Dr. Bob Fuller took note of my First Person Physics and its connection to (a) “energy slaves” and (b) the idea of experiencing forces directly as a way of developing one’s internal calibration system. Go to a theme park and ride some roller coasters to get “acceleration” in a nutshell. I wouldn’t claim to be the originator of the idea and Dr. Fuller could have just taken it, but his training was to assist others by contributing positively to their careers, as he subsequently did to mine.

Dr. Robert Fuller

First Person Physics became an NSF grant title, with me as webmaster. I wasn’t being asked to pose as a physicist.

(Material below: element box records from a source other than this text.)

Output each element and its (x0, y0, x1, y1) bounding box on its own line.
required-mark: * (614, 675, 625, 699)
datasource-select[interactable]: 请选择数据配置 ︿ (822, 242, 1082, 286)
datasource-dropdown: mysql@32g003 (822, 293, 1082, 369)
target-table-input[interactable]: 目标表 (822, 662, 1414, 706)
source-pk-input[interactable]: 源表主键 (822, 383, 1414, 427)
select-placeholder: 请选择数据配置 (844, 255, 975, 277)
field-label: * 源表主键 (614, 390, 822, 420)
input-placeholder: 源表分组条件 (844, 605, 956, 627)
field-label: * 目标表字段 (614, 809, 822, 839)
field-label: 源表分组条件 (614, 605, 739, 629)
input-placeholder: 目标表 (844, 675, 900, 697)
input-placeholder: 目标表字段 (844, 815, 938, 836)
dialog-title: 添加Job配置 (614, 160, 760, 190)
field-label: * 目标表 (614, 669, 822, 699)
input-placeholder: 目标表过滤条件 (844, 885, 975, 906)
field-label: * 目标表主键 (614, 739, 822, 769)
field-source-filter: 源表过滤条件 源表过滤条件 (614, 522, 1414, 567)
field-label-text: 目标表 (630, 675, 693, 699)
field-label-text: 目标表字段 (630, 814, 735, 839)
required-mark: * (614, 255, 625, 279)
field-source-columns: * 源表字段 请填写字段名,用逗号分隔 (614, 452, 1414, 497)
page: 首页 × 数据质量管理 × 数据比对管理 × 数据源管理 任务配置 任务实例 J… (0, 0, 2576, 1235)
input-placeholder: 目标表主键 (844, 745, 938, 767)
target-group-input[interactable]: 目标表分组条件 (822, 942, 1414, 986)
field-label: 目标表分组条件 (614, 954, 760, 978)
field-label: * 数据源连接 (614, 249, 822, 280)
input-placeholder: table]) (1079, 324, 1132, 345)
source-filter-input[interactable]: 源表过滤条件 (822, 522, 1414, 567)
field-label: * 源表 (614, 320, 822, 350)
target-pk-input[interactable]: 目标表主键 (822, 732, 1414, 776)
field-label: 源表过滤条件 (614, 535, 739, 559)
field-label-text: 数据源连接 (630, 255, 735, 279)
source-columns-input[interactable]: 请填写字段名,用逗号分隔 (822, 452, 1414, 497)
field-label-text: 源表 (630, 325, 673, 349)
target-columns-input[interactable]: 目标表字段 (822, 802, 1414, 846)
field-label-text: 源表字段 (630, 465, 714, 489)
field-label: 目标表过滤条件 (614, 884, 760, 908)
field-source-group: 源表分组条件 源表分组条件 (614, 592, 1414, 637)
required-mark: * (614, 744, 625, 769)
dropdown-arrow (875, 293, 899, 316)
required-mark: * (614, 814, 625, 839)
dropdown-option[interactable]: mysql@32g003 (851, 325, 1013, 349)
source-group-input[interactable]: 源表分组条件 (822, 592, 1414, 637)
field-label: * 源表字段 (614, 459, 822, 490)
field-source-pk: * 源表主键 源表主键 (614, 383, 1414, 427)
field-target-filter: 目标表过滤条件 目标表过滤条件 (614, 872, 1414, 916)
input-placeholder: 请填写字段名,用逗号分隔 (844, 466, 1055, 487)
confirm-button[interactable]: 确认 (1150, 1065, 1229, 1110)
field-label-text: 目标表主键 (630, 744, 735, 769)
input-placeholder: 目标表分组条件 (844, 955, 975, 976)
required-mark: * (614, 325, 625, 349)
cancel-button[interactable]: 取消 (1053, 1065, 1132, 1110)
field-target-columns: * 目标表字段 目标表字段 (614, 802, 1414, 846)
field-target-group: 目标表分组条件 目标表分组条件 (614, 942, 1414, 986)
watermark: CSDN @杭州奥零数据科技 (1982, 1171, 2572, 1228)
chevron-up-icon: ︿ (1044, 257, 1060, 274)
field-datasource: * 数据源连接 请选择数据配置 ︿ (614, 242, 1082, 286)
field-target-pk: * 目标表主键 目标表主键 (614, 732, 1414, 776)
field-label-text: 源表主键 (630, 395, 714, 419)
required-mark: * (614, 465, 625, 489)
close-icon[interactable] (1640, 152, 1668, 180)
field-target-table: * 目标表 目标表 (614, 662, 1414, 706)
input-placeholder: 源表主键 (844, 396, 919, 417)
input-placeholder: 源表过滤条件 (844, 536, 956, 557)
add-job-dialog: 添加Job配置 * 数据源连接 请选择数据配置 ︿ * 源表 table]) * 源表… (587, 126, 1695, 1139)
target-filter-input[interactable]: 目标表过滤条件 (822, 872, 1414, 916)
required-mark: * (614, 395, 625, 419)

Dr. Fuller already had a wide following and lots of respect. He had been an earlier follower of Piaget, and by the time I joined the scene, that was getting some backlash. However Physics had again been saved on another level, by converging the health care more successfully, with biology and biometrics. Nuclear medicine, MRIs, various kinds of sensor… bioengineering is physics for sure, and electronics, and computer science, and statistics…

In other words, regardless of whether Physics gets more Freudian and/or Jungian, with many saying its far too much that way already, I think the medical sciences form the basis for a kind of polymathy that draws positive elements from the Atomic Age, while moving away from destructive alchemy, i.e. the murderous devices that gave Physics a bad name.